Thursday 10th of August at the Brunswick Picture House there will be a discussion on all of the shire's alternative housing projects. It is being put on by the Green Institute which is a national progressive think tank promoting community cohesion. It is $20 at the door which will include a meat or veto meal, drinks will be available, but bring your own alcohol. Tickets at the door. 

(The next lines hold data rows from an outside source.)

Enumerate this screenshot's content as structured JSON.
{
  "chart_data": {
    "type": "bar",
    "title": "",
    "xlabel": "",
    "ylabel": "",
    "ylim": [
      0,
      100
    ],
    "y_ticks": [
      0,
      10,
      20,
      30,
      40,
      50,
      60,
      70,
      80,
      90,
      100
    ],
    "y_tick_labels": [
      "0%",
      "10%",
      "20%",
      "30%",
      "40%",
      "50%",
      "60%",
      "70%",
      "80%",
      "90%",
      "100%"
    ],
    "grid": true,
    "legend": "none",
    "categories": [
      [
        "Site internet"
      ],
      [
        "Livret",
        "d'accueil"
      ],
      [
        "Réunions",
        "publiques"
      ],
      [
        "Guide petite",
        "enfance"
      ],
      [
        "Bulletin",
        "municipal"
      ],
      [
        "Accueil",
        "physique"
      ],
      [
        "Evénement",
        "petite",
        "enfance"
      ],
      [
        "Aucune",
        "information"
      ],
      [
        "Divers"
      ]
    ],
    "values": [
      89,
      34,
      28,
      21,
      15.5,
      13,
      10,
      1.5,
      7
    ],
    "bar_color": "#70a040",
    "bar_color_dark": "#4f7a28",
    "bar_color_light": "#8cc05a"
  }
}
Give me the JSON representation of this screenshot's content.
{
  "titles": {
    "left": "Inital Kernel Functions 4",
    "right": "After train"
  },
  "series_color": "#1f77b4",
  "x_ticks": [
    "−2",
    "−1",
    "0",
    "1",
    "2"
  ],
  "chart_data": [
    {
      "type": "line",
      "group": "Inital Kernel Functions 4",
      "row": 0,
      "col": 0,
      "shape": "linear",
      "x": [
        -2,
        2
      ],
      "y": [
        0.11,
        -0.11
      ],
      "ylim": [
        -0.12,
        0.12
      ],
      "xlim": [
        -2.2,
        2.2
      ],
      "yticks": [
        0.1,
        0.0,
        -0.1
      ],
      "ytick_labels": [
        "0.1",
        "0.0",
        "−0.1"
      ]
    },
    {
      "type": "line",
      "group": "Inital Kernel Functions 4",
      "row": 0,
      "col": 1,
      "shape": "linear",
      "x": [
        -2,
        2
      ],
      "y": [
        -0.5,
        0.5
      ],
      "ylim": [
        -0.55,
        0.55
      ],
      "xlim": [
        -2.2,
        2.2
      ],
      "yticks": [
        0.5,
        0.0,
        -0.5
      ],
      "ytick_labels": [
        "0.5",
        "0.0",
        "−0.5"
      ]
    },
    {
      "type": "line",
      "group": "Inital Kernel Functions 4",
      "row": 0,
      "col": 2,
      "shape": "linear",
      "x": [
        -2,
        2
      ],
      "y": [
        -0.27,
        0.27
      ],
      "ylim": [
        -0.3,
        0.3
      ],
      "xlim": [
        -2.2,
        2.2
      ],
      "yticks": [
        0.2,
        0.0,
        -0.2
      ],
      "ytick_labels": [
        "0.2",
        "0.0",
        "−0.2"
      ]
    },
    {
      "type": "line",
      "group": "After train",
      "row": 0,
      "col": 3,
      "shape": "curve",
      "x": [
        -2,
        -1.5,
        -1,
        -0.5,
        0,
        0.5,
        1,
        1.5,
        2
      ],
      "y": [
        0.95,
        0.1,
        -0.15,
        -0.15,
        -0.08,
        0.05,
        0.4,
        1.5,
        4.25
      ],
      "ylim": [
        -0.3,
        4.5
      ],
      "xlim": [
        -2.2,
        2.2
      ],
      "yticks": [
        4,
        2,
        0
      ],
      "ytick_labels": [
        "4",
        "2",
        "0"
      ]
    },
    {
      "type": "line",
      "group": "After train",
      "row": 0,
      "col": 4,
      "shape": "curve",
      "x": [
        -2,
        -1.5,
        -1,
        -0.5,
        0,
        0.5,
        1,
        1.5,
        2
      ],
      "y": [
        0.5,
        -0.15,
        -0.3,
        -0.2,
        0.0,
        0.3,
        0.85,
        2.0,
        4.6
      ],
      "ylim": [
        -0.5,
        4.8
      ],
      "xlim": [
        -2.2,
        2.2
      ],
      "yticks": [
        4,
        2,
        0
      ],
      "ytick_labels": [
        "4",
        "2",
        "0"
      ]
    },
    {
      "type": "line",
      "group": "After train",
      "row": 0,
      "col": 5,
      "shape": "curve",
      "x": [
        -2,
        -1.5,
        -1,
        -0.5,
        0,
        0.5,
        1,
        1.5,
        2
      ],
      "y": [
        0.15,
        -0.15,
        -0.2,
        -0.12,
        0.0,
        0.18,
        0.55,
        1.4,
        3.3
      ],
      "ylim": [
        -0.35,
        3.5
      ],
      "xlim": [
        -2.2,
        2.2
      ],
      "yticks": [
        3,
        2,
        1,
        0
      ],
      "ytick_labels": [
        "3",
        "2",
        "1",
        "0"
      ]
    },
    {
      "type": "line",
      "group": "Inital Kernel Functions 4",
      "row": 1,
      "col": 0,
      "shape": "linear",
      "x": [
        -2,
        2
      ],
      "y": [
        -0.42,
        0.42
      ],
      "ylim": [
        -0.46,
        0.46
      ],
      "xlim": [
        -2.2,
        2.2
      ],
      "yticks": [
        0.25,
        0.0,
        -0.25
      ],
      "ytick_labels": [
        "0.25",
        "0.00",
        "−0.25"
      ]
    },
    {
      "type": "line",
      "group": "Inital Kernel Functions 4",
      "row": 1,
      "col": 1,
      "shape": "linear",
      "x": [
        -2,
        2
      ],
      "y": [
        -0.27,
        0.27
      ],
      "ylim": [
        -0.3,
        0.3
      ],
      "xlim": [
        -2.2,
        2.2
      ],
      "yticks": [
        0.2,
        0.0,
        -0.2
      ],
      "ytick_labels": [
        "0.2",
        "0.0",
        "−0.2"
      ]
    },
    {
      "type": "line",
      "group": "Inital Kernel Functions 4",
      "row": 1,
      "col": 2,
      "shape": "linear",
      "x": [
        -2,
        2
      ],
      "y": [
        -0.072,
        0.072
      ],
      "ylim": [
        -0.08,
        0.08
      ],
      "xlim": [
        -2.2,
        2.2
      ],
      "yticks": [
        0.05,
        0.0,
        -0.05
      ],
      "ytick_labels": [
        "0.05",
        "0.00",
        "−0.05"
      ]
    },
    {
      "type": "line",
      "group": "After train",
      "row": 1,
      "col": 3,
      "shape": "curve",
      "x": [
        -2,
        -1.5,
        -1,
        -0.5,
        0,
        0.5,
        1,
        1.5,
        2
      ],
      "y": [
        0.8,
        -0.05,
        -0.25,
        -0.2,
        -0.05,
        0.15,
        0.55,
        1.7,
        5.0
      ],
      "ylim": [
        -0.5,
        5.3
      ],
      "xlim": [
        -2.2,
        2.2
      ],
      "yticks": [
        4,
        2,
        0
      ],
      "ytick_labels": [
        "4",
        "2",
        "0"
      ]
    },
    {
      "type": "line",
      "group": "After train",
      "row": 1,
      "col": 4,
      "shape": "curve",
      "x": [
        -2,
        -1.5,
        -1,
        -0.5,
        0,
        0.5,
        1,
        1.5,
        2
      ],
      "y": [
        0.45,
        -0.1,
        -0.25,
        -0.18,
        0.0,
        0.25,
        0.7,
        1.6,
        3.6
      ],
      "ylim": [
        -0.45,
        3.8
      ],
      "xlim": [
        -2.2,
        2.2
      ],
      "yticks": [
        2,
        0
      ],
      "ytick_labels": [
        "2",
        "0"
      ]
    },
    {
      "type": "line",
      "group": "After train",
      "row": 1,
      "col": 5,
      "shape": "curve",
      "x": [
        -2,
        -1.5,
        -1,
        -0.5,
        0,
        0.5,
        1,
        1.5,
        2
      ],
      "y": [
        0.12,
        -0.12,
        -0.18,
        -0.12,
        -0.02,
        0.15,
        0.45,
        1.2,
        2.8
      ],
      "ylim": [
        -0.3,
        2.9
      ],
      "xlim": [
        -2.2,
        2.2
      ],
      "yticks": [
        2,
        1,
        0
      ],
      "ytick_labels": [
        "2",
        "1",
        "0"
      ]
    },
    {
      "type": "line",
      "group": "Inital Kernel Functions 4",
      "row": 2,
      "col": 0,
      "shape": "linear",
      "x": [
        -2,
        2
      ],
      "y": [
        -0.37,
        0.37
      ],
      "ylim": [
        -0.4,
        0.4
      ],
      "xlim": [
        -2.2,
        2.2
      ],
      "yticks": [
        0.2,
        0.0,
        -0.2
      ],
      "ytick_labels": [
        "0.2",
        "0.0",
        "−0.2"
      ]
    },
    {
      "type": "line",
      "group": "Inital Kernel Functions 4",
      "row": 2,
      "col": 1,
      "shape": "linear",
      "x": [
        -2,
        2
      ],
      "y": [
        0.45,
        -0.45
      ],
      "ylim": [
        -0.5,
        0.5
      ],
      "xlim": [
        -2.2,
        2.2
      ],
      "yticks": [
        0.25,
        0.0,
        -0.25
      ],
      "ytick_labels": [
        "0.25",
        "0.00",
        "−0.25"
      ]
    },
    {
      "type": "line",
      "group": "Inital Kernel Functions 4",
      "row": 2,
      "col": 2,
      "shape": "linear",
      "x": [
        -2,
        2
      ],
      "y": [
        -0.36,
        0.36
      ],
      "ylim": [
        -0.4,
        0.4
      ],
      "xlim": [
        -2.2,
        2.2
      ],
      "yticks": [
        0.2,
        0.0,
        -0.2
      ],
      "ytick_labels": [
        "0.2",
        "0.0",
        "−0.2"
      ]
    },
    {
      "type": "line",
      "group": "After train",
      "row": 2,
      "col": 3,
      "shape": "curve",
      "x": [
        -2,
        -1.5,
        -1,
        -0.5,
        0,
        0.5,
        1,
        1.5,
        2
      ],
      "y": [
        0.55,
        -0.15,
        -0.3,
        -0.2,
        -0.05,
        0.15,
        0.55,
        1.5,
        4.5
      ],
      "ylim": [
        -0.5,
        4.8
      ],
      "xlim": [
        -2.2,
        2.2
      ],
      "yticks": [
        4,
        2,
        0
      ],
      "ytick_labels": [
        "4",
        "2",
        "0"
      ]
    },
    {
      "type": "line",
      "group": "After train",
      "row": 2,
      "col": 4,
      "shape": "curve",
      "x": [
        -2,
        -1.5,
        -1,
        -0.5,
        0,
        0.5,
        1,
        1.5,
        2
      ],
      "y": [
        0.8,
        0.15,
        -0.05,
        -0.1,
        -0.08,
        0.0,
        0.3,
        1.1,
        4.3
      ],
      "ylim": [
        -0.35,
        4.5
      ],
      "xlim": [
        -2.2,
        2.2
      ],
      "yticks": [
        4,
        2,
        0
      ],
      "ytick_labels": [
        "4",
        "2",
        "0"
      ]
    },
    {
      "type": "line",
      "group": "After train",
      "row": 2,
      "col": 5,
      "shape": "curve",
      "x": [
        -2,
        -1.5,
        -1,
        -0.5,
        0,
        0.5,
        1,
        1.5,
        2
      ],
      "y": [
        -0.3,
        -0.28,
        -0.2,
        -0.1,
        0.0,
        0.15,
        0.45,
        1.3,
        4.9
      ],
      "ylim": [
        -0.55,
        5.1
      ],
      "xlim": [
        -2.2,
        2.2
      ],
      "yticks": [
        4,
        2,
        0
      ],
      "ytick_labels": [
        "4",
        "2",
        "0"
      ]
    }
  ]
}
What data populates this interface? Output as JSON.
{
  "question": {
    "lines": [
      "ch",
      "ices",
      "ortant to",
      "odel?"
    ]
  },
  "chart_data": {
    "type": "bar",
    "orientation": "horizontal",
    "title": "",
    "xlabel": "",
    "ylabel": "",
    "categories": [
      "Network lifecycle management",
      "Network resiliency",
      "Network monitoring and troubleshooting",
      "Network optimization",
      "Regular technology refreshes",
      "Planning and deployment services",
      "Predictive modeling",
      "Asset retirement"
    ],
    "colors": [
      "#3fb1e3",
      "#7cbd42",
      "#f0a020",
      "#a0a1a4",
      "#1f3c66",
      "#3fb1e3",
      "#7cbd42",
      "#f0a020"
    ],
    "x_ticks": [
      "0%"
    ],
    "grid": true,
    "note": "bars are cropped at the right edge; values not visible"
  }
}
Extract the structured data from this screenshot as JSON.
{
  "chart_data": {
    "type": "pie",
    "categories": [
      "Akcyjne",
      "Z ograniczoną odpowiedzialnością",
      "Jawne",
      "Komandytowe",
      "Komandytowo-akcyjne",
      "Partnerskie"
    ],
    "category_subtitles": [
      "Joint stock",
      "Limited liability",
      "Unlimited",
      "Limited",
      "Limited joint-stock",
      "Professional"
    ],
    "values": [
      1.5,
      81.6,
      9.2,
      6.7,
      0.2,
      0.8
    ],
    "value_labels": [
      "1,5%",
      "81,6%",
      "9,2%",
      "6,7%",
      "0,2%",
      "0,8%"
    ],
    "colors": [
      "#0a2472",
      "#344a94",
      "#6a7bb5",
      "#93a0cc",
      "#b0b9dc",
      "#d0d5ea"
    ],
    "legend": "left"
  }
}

Then on Wednesday 16th of August there will be the second meeting for Social Habitat Housing. This is for the people interested in becoming residents at the proposed Tiny House/Land Lease Community starting in Mullumbimby. It will be at the Mullumbimby RSL 5 - 6.30 PM. For more information on this, go to the website at shh.socialhabitat.com.au. 

Heritage Train to Start

The 2 km train trip from Elements Resort to Byron CBD is progressing and will be up and running by December. The Byron Bay Railroad Company, and Elements of Byron, is owned and operated by coal baron Brian Flannery of White Energy. When the project began it was to be a heritage, two carriage diesel train but has now converted to solar power and is the first solar powered train in the world. There are solar trains in India but they only power the lights and fans.

Mr Flannery is not the only coal baron putting an eco gloss on their activity in the shire. In a valley near Federal, the ex co-owner of Whitehaven Coal (remember the Nathan Tinkler debacle), has been attempting to recreate the big scrub by regenerating over 600 acres of degraded grazing land. 

How They Do It In China

Resident action groups in Byron Shire are often active and successful in protecting the shire from rampant development. They should consider the plight of Chinese homeowners, residents and community groups opposing plans for new works. Lack of democracy in China certainly makes it easier for local government to get things done as this example shows.

The city of Chongqing, which has a population of 8.2 million, recently installed a two-lane road running across the rooftop of a five-storey, mixed-use building. But if you thought that might be noisy, spare a thought for the residents of another building, which has a light railway running through its 6th-8th floors – pictured here.

 Byron Bay Writers Festival

The BBWF starts is on this weekend and for anyone who has not participated you are missing out. It is the biggest and best literary festival in regional Australia and well worth the time and effort. Get lost in good conversation and interesting discussions. Kids day is on Sunday and they love it. Google the website and get a ticket.